American politician (1902–1978)

Elwood Graham (April 10, 1902 – October 9, 1978) was a state legislator in Illinois. He served in the Illinois House of Representatives from 1957 to 1965 and again from 1967 to 1973. He was a Republican.

In 1964, due to a failure of the General Assembly to agree on a redistricting plan, every House representative was elected at-large statewide, in what became known as the bedsheet ballot election. Each party slated 118 candidates; every Democratic candidate won but only half of the Republicans did. As a result, 35 Republican incumbents lost their seats, and Graham was among them. Graham rejoined the legislature after the 1966 election and remained a member, now from the redrawn 29th district, until the 1972 election, in which he was unseated by Robert H. Holloway.

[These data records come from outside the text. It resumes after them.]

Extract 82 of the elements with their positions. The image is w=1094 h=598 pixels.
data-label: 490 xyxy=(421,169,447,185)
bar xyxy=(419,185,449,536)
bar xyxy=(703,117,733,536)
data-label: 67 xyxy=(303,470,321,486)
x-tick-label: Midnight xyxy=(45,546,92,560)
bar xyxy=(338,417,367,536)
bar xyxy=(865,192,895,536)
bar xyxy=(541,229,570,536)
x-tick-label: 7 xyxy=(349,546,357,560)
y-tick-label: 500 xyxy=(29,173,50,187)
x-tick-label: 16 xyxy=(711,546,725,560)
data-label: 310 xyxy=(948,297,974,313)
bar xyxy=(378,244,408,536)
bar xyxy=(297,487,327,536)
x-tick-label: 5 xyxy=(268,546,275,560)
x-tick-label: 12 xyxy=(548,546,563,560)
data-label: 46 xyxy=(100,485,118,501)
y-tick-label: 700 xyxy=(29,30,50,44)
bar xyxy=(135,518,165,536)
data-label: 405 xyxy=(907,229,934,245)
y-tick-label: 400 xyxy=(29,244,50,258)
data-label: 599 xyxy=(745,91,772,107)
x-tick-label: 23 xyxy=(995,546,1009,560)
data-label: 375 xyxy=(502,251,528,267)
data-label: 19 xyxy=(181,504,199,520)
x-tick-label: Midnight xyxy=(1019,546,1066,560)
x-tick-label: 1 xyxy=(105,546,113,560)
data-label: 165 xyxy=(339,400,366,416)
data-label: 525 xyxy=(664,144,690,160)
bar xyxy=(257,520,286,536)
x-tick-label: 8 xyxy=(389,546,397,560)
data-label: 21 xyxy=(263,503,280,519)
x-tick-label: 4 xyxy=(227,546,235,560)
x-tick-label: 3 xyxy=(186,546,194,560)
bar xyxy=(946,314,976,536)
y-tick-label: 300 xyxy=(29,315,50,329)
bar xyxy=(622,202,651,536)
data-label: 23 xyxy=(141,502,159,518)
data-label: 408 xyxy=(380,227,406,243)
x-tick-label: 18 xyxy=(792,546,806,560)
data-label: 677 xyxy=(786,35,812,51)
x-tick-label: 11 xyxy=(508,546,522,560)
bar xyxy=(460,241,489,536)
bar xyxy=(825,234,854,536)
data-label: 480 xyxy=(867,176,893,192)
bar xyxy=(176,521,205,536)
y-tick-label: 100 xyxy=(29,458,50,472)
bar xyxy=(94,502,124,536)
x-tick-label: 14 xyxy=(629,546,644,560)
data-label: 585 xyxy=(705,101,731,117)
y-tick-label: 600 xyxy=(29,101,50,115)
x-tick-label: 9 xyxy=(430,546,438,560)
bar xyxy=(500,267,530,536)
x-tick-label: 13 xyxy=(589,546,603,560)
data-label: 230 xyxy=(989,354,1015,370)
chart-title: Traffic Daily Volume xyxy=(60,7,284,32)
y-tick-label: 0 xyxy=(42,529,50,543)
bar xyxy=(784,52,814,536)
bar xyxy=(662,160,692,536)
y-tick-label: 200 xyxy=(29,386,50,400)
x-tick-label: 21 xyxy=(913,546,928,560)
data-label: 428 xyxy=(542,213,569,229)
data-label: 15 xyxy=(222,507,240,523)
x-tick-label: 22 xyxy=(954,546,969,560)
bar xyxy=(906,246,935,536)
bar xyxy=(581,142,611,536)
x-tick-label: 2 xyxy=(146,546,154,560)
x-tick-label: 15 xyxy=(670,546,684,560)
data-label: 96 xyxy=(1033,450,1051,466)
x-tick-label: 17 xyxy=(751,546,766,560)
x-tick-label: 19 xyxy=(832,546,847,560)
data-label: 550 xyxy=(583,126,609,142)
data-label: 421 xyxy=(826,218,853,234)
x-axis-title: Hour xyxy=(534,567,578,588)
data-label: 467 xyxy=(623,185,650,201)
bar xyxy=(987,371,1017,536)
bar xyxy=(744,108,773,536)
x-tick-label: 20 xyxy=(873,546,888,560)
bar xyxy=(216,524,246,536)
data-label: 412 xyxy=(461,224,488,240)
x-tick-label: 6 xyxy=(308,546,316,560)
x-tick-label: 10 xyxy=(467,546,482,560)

Graham was one of three African American Republicans elected to the 77th Illinois General Assembly in 1970, but the other two died during 1972. When the legislature was called into special session by Governor Ogilvie in November 1972, it was the first time since Edward D. Green in 1912 that there had been only one African American Republican in the General Assembly.

Graham was born on April 10, 1902, in Chicago, where he lived throughout his life. He died on October 9, 1978, at his sister's house in Chicago. The publisher of the Chicago Metro News remembered him as "a fighter for two party representation".